The trend towards higher DC bus voltages and faster switching power electronics is driven by higher energy efficiency and more compact, lighter drivetrains. Today, the transition is mostly seen in automotive, but the industry will follow in the coming years, mainly because of the higher efficiency requirements. This trend to use fast switching SiC/GaN power electronics results not only in high efficiency and compactness, but also in an increased probability of damage in electric motor windings due to partial discharges in the insulation layers. It is also shown that another cause for degradation, thermal cycling, accelerates the damage caused by electrical partial discharges. Currently, these two coupled degradation phenomena can only be studied empirically.
In the Windam project, we aim to capture the combined thermo-electric degradation phenomena in a predictive assessment tool. The main goal of this tool for users is to check that there is a sufficiently high lifetime of their SiC/GaN drives. The tool will show the effect on winding degradation of several parameters: peak voltage on the windings, slew rate of the voltage waveform d𝑣/d𝑡, switching frequency of power electronics, temperature of windings and number of thermal cycles.
Windam will use a measurement campaign on motor windings to fit models for indicative lifetime. Windings will be tested mostly in motorettes (i.e. a segment of a stator of a motor), also in oil environment. Within Flanders Make, the equipment for doing these tests is already available and empirical degradation testing is already offered to companies: equipment to cause controlled degradation to windings and to monitor the progress of damage via state-of-health tests.

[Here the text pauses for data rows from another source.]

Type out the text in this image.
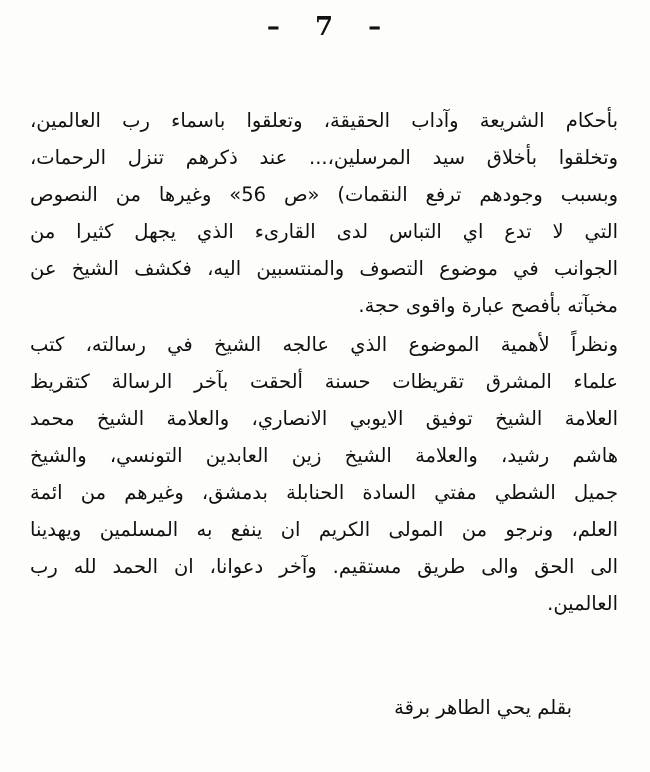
– 7 –

بأحكام الشريعة وآداب الحقيقة، وتعلقوا باسماء رب العالمين،
وتخلقوا بأخلاق سيد المرسلين،... عند ذكرهم تنزل الرحمات،
وبسبب وجودهم ترفع النقمات) «ص 56» وغيرها من النصوص
التي لا تدع اي التباس لدى القارىء الذي يجهل كثيرا من
الجوانب في موضوع التصوف والمنتسبين اليه، فكشف الشيخ عن
مخبآته بأفصح عبارة واقوى حجة.

ونظراً لأهمية الموضوع الذي عالجه الشيخ في رسالته، كتب
علماء المشرق تقريظات حسنة ألحقت بآخر الرسالة كتقريظ
العلامة الشيخ توفيق الايوبي الانصاري، والعلامة الشيخ محمد
هاشم رشيد، والعلامة الشيخ زين العابدين التونسي، والشيخ
جميل الشطي مفتي السادة الحنابلة بدمشق، وغيرهم من ائمة
العلم، ونرجو من المولى الكريم ان ينفع به المسلمين ويهدينا
الى الحق والى طريق مستقيم. وآخر دعوانا، ان الحمد لله رب
العالمين.

بقلم يحي الطاهر برقة
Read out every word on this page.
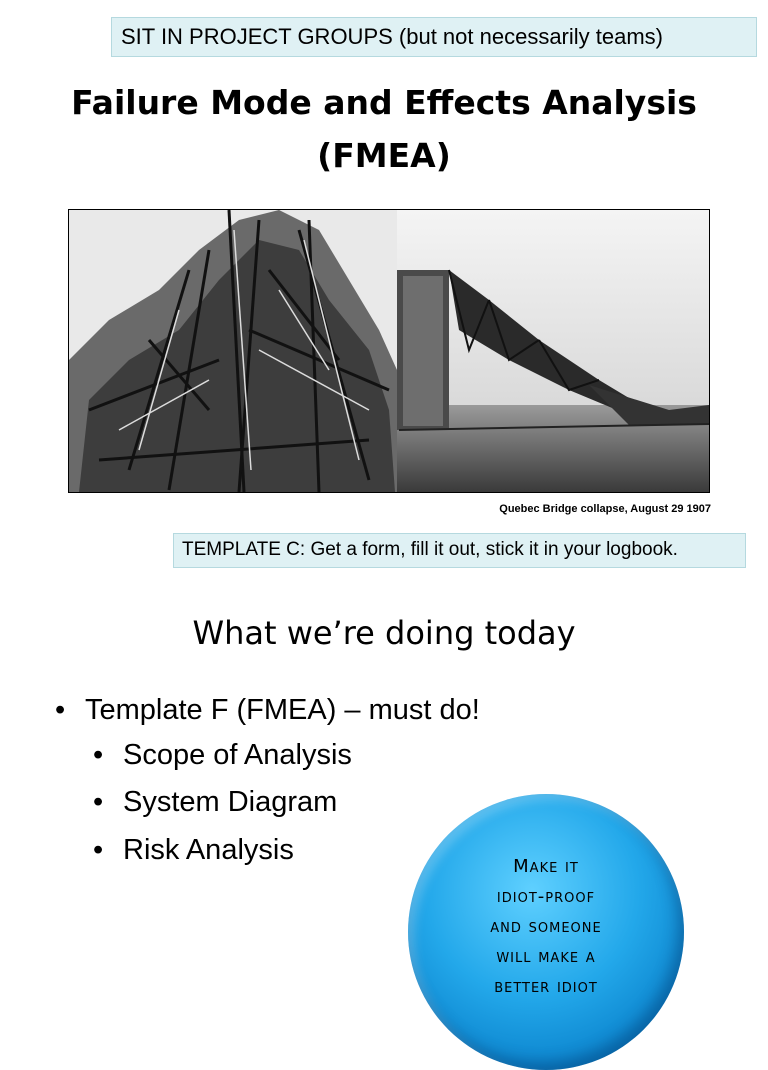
SIT IN PROJECT GROUPS (but not necessarily teams)
Failure Mode and Effects Analysis
(FMEA)
Quebec Bridge collapse, August 29 1907
TEMPLATE C: Get a form, fill it out, stick it in your logbook.
What we’re doing today
• Template F (FMEA) – must do!
• Scope of Analysis
• System Diagram
• Risk Analysis
Make it
idiot-proof
and someone
will make a
better idiot
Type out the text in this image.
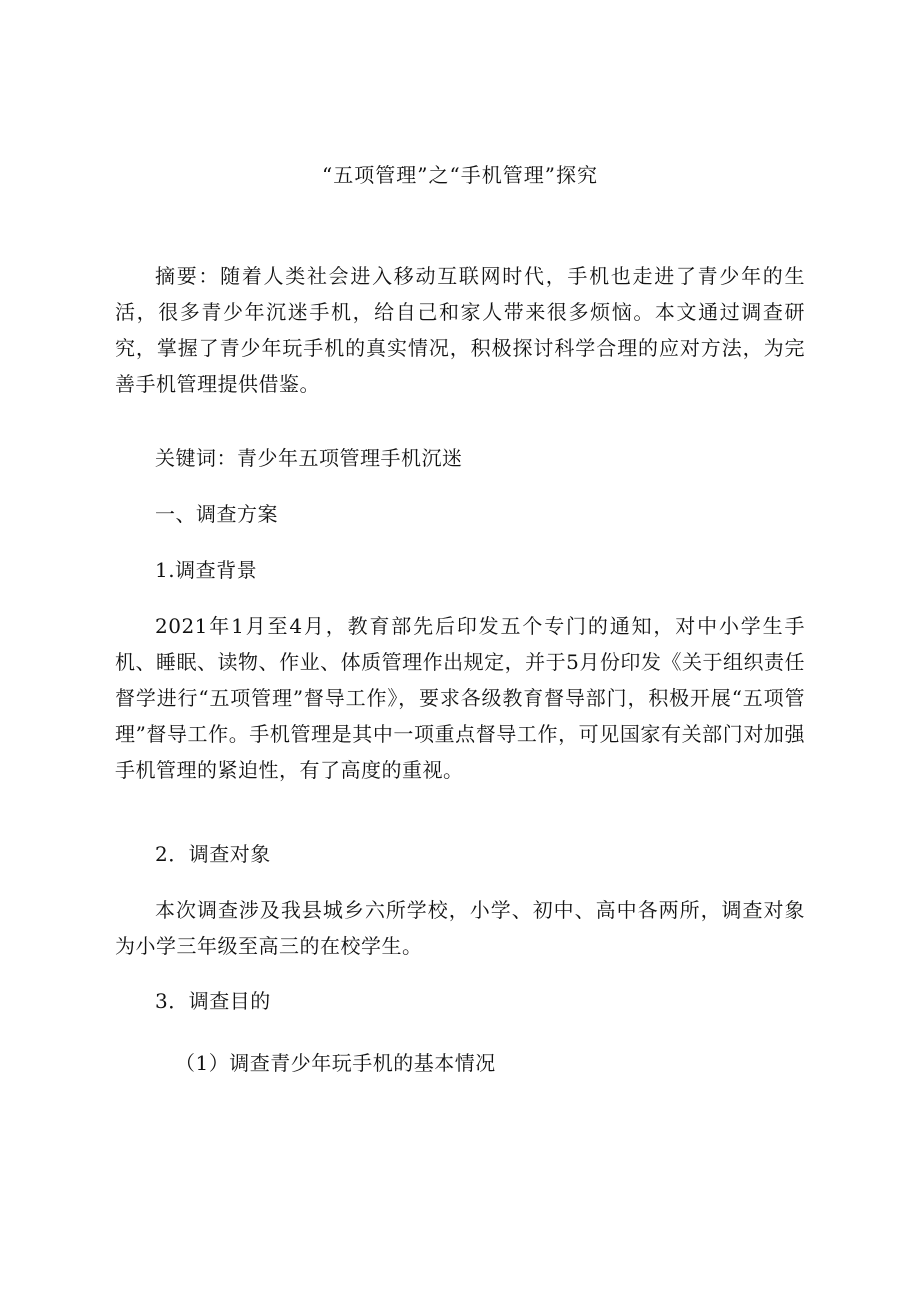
“五项管理”之“手机管理”探究

摘要：随着人类社会进入移动互联网时代，手机也走进了青少年的生活，很多青少年沉迷手机，给自己和家人带来很多烦恼。本文通过调查研究，掌握了青少年玩手机的真实情况，积极探讨科学合理的应对方法，为完善手机管理提供借鉴。

关键词：青少年五项管理手机沉迷

一、调查方案

1.调查背景

2021年1月至4月，教育部先后印发五个专门的通知，对中小学生手机、睡眠、读物、作业、体质管理作出规定，并于5月份印发《关于组织责任督学进行“五项管理”督导工作》，要求各级教育督导部门，积极开展“五项管理”督导工作。手机管理是其中一项重点督导工作，可见国家有关部门对加强手机管理的紧迫性，有了高度的重视。

2．调查对象

本次调查涉及我县城乡六所学校，小学、初中、高中各两所，调查对象为小学三年级至高三的在校学生。

3．调查目的

（1）调查青少年玩手机的基本情况
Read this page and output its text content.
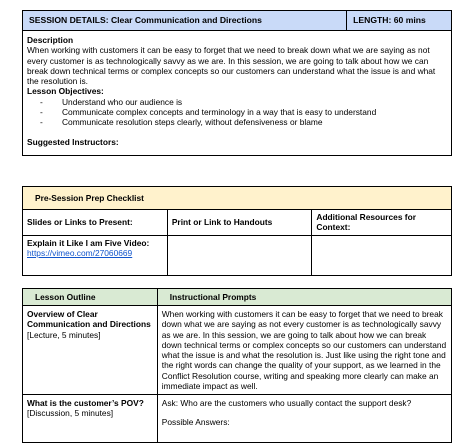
SESSION DETAILS: Clear Communication and Directions	LENGTH: 60 mins

Description
When working with customers it can be easy to forget that we need to break down what we are saying as not every customer is as technologically savvy as we are. In this session, we are going to talk about how we can break down technical terms or complex concepts so our customers can understand what the issue is and what the resolution is.
Lesson Objectives:
- Understand who our audience is
- Communicate complex concepts and terminology in a way that is easy to understand
- Communicate resolution steps clearly, without defensiveness or blame
Suggested Instructors:
Pre-Session Prep Checklist		
Slides or Links to Present:	Print or Link to Handouts	Additional Resources for Context:

Explain it Like I am Five Video:
https://vimeo.com/27060669		
Lesson Outline	Instructional Prompts

Overview of Clear Communication and Directions
[Lecture, 5 minutes]	When working with customers it can be easy to forget that we need to break down what we are saying as not every customer is as technologically savvy as we are. In this session, we are going to talk about how we can break down technical terms or complex concepts so our customers can understand what the issue is and what the resolution is. Just like using the right tone and the right words can change the quality of your support, as we learned in the Conflict Resolution course, writing and speaking more clearly can make an immediate impact as well.

What is the customer’s POV?
[Discussion, 5 minutes]	Ask: Who are the customers who usually contact the support desk?
Possible Answers:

The assessment tool will be valid for a wide range of permanent magnet synchronous machines with hairpin or form-wound windings, both in automotive and industry applications. Windam will also describe which tests a company must do in order to use the tool for their own drivetrain products. In that way, Windam will increase the value of destructive testing by making the testing campaigns leaner and by providing predictive insight into the coupled thermo-electric degradation in motor windings.